Mediation

During his nearly 40 years as a trial lawyer, Craig participated as an advocate in hundreds of mediations, often serving as lead counsel in complex commercial, mass tort or environmental cases. Early in his career, Craig also began serving as a mediator.

C. Craig Woods

He still serves as a volunteer mediator for the U.S. District Court for the S.D. Ohio. In part because of this work, Craig also began to conduct private mediations in selected cases, particularly those involving sensitive or particularly complicated disputes. Decades ago, in one of his first private cases, Craig successfully and quietly mediated a potential dispute between disparate branches of a well-known family over the proposed realignment of the family’s extensive business interests, real properties and other holdings, thereby helping stave off what could have been a protracted and very public lawsuit. 

Since then, Craig has mediated a wide variety of cases, including business disputes and commercial disagreements, personal injury lawsuits, employment disputes, environmental matters and complex tort claims. He participates in several professional organizations and committees that focus on mediation and other forms of ADR, including the ABA Section of Dispute Resolution and the FBA ADR Section. He has also presented on, or written about, mediation and other ADR-related topics in venues or publications throughout the U.S. Several years ago, for instance, he was asked by a noted mediation expert in Spain to do a presentation on U.S.-style mediation to about 200 of her colleagues in Madrid. More recently he has lectured on the topic at law schools and CLE events around the U.S.

Craig believes in the magic of mediation, but he also understands that the magic can’t happen without thorough preparation and an approach that is tailored specifically to the needs of the parties and their respective counsel. To that end, he works hard in advance of the mediation to learn the case, and he often caucuses with trial counsel well before the initial mediation session to solicit their views on how best to achieve a settlement of the matter. 

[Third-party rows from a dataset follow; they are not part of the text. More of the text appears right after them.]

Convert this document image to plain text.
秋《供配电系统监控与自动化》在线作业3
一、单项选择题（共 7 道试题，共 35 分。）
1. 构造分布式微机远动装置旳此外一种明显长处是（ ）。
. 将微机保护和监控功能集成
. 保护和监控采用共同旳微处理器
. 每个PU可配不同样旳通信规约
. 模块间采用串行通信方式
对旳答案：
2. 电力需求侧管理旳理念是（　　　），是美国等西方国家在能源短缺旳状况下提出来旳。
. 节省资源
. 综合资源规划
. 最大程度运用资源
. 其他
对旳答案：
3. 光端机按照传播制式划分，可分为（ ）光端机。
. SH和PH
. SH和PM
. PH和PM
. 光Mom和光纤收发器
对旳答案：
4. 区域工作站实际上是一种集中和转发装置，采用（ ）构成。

At the mediation, Craig listens carefully to counsel and their clients, and he tries to build rapport with each. He believes, though, that effective mediation necessarily involves more than passive facilitation or shuttle diplomacy. He will, as appropriate, press the parties to reexamine their own assumptions or will offer evaluative comments where necessary to keep discussions moving toward resolution. As a last resort, he will also make a mediator’s proposal, but only if he feels that all other potential avenues have been exhausted. He is also persistent. As long as he thinks progress can be made toward a negotiated resolution, he will keep at it – at least until counsel and/or the parties tell him to stand down. 

Beginning in the late 1980s, Craig was regularly appointed by state and federal courts in Ohio to mediate selected cases.